Monday, February 8, 2010

Effective Asset allocation Techniques

 

Asset allocation is the strategy used in choosing between the various kinds of possible investments, in other words,
the strategy used in choosing in what asset classes such as stocks and bonds one wants to invest.asset-allocation
A large part of financial planning consists of finding an asset allocation that is appropriate for a given person in
terms of their appetite for and ability to shoulder risk.
Examples of asset classes:
* Cash ( money market accounts)
* Bonds: investment grade or junk (high yield); government or corporate; short-term, intermediate, long-term; domestic, foreign, emerging markets
* Stocks: value or growth; large-cap versus small-cap; domestic, foreign, emerging markets
* Real estate
* Foreign currency
* Natural resources
* Precious metals
* Luxury collectibles such as art, fine wine and automobiles
* Real Estate Investment Trusts (REITs)
* International Investments: Foreign or emerging markets
* Life settlements
What are the various Asset-Allocation Strategies ?

Dynamic Asset Allocation
One of the popular allocation schemes is dynamic asset allocation, with which one actively moderates the mix of assets as markets soar and falter. With this strategy one sells assets which are losing value and buys those assets which are gaining.

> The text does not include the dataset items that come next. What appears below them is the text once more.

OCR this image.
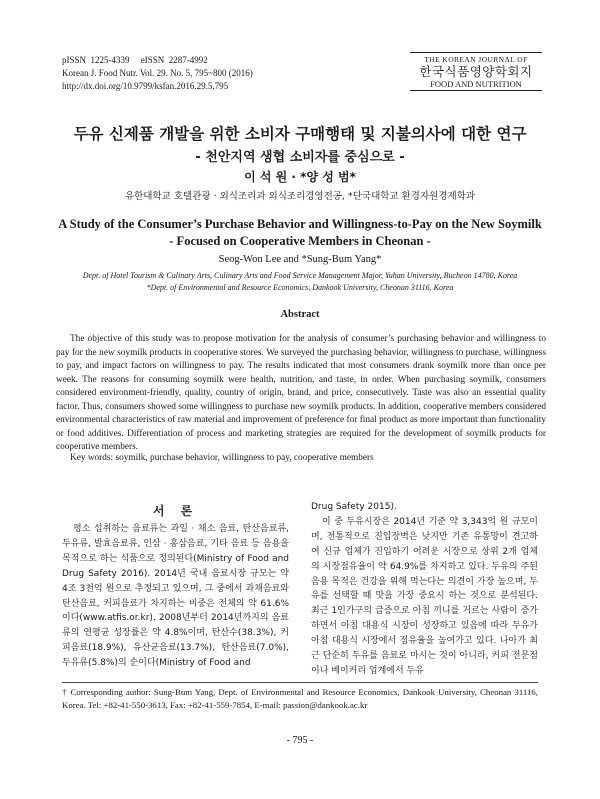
pISSN  1225-4339     eISSN  2287-4992
Korean J. Food Nutr. Vol. 29. No. 5, 795~800 (2016)
http://dx.doi.org/10.9799/ksfan.2016.29.5.795
THE KOREAN JOURNAL OF
한국식품영양학회지
FOOD AND NUTRITION
두유 신제품 개발을 위한 소비자 구매행태 및 지불의사에 대한 연구
- 천안지역 생협 소비자를 중심으로 -
이 석 원 · *양 성 범*
유한대학교 호텔관광 · 외식조리과 외식조리경영전공, *단국대학교 환경자원경제학과
A Study of the Consumer’s Purchase Behavior and Willingness-to-Pay on the New Soymilk
- Focused on Cooperative Members in Cheonan -
Seog-Won Lee and *Sung-Bum Yang*
Dept. of Hotel Tourism & Culinary Arts, Culinary Arts and Food Service Management Major, Yuhan University, Bucheon 14780, Korea
*Dept. of Environmental and Resource Economics, Dankook University, Cheonan 31116, Korea
Abstract

The objective of this study was to propose motivation for the analysis of consumer’s purchasing behavior and willingness to pay for the new soymilk products in cooperative stores. We surveyed the purchasing behavior, willingness to purchase, willingness to pay, and impact factors on willingness to pay. The results indicated that most consumers drank soymilk more than once per week. The reasons for consuming soymilk were health, nutrition, and taste, in order. When purchasing soymilk, consumers considered environment-friendly, quality, country of origin, brand, and price, consecutively. Taste was also an essential quality factor. Thus, consumers showed some willingness to purchase new soymilk products. In addition, cooperative members considered environmental characteristics of raw material and improvement of preference for final product as more important than functionality or food additives. Differentiation of process and marketing strategies are required for the development of soymilk products for cooperative members.

Key words: soymilk, purchase behavior, willingness to pay, cooperative members
서 론

평소 섭취하는 음료류는 과일 · 채소 음료, 탄산음료류, 두유류, 발효음료류, 인삼 · 홍삼음료, 기타 음료 등 음용을 목적으로 하는 식품으로 정의된다(Ministry of Food and Drug Safety 2016). 2014년 국내 음료시장 규모는 약 4조 3천억 원으로 추정되고 있으며, 그 중에서 과채음료와 탄산음료, 커피음료가 차지하는 비중은 전체의 약 61.6%이다(www.atfis.or.kr). 2008년부터 2014년까지의 음료류의 연평균 성장률은 약 4.8%이며, 탄산수(38.3%), 커피음료(18.9%), 유산균음료(13.7%), 탄산음료(7.0%), 두유류(5.8%)의 순이다(Ministry of Food and

Drug Safety 2015).

이 중 두유시장은 2014년 기준 약 3,343억 원 규모이며, 전통적으로 진입장벽은 낮지만 기존 유통망이 견고하여 신규 업체가 진입하기 어려운 시장으로 상위 2개 업체의 시장점유율이 약 64.9%를 차지하고 있다. 두유의 주된 음용 목적은 건강을 위해 먹는다는 의견이 가장 높으며, 두유를 선택할 때 맛을 가장 중요시 하는 것으로 분석된다. 최근 1인가구의 급증으로 아침 끼니를 거르는 사람이 증가하면서 아침 대용식 시장이 성장하고 있음에 따라 두유가 아침 대용식 시장에서 점유율을 높여가고 있다. 나아가 최근 단순히 두유를 음료로 마시는 것이 아니라, 커피 전문점이나 베이커리 업계에서 두유

† Corresponding author: Sung-Bum Yang, Dept. of Environmental and Resource Economics, Dankook University, Cheonan 31116, Korea. Tel: +82-41-550-3613, Fax: +82-41-559-7854, E-mail: passion@dankook.ac.kr
- 795 -
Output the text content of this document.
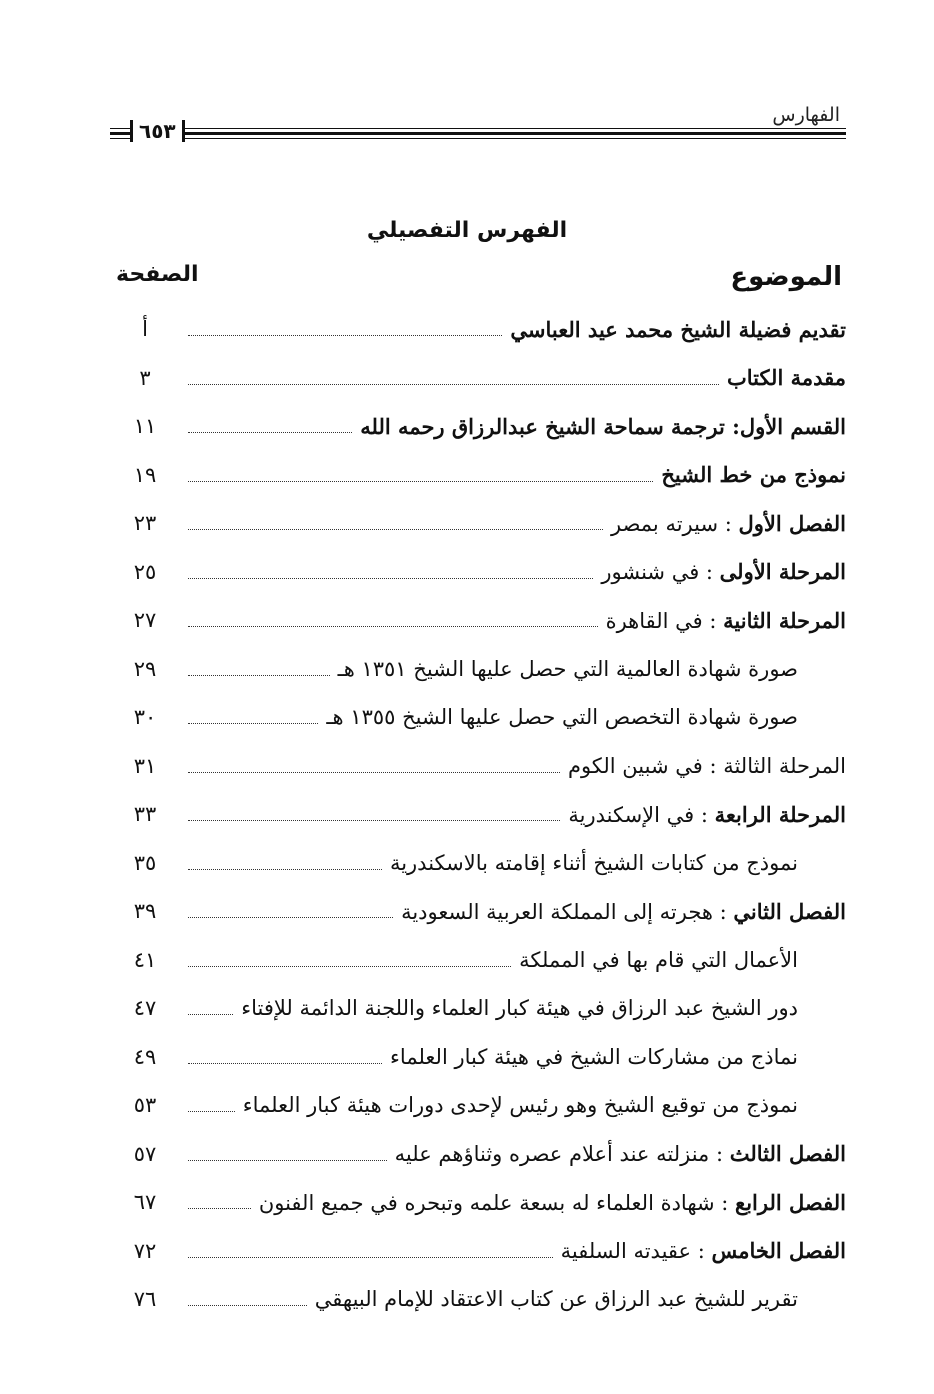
الفهارس
٦٥٣
الفهرس التفصيلي
الموضوع
الصفحة
تقديم فضيلة الشيخ محمد عيد العباسي
أ
مقدمة الكتاب
٣
القسم الأول: ترجمة سماحة الشيخ عبدالرزاق رحمه الله
١١
نموذج من خط الشيخ
١٩
الفصل الأول : سيرته بمصر
٢٣
المرحلة الأولى : في شنشور
٢٥
المرحلة الثانية : في القاهرة
٢٧
صورة شهادة العالمية التي حصل عليها الشيخ ١٣٥١ هـ
٢٩
صورة شهادة التخصص التي حصل عليها الشيخ ١٣٥٥ هـ
٣٠
المرحلة الثالثة : في شبين الكوم
٣١
المرحلة الرابعة : في الإسكندرية
٣٣
نموذج من كتابات الشيخ أثناء إقامته بالاسكندرية
٣٥
الفصل الثاني : هجرته إلى المملكة العربية السعودية
٣٩
الأعمال التي قام بها في المملكة
٤١
دور الشيخ عبد الرزاق في هيئة كبار العلماء واللجنة الدائمة للإفتاء
٤٧
نماذج من مشاركات الشيخ في هيئة كبار العلماء
٤٩
نموذج من توقيع الشيخ وهو رئيس لإحدى دورات هيئة كبار العلماء
٥٣
الفصل الثالث : منزلته عند أعلام عصره وثناؤهم عليه
٥٧
الفصل الرابع : شهادة العلماء له بسعة علمه وتبحره في جميع الفنون
٦٧
الفصل الخامس : عقيدته السلفية
٧٢
تقرير للشيخ عبد الرزاق عن كتاب الاعتقاد للإمام البيهقي
٧٦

This strategy can diametrically opposite to a constant-weighting scheme.
Strategic Asset Allocation
Strategic asset allocation is a strategy that establishes and sticks to what is called a ‘Base policy mix’. This is a proportional combination of assets based on expected rates for class of asset.
For instance, if the statistical data shows that stock-market has historically returned 20% per year and bonds have returned 10% per year,
a mix of 50% stocks and 50% bonds would be expected to return 15% (= 0.5 * 20 + 0.5 * 10) per year.
Constant-Weighting Asset Allocation
The Strategic asset allocation usually employs a Buy-and-Hold strategy, even though the variations in the actual worth of the assets cause a dramatic change in the initially established policy mix. For this reason, one might prefer to use a constant-weighting approach for asset allocation. In this scheme, one continually rebalances the portfolio.
For instance, if asset A were declining in value, one would purchase more of that asset, and if that asset value increases, then one would sell it.
There are no rigid rules for the frequency of portfolio rebalancing under strategic/constant-weighting asset allocation techniques. Although, a widely accepted norm is that the portfolio must be rebalanced to its original mix when any given allocated asset varies more than 5% in value.
Tactical Asset Allocation
Over the long run, a strategic asset allocation strategy does not allow much flexibility. So, one may find it useful to engage in short-term, tactical deviations from the mix in order to capitalize on the out-of-the-line
investment opportunities. This flexibility imparts a degree of of market timing to one’s portfolio, letting one participate in economic conditions that are more suited to a particular asset class.
So, in some sense, Tactical asset allocation can be described as a moderately active strategy, since the overall strategic asset mix is returned to when desired short-term profits are achieved.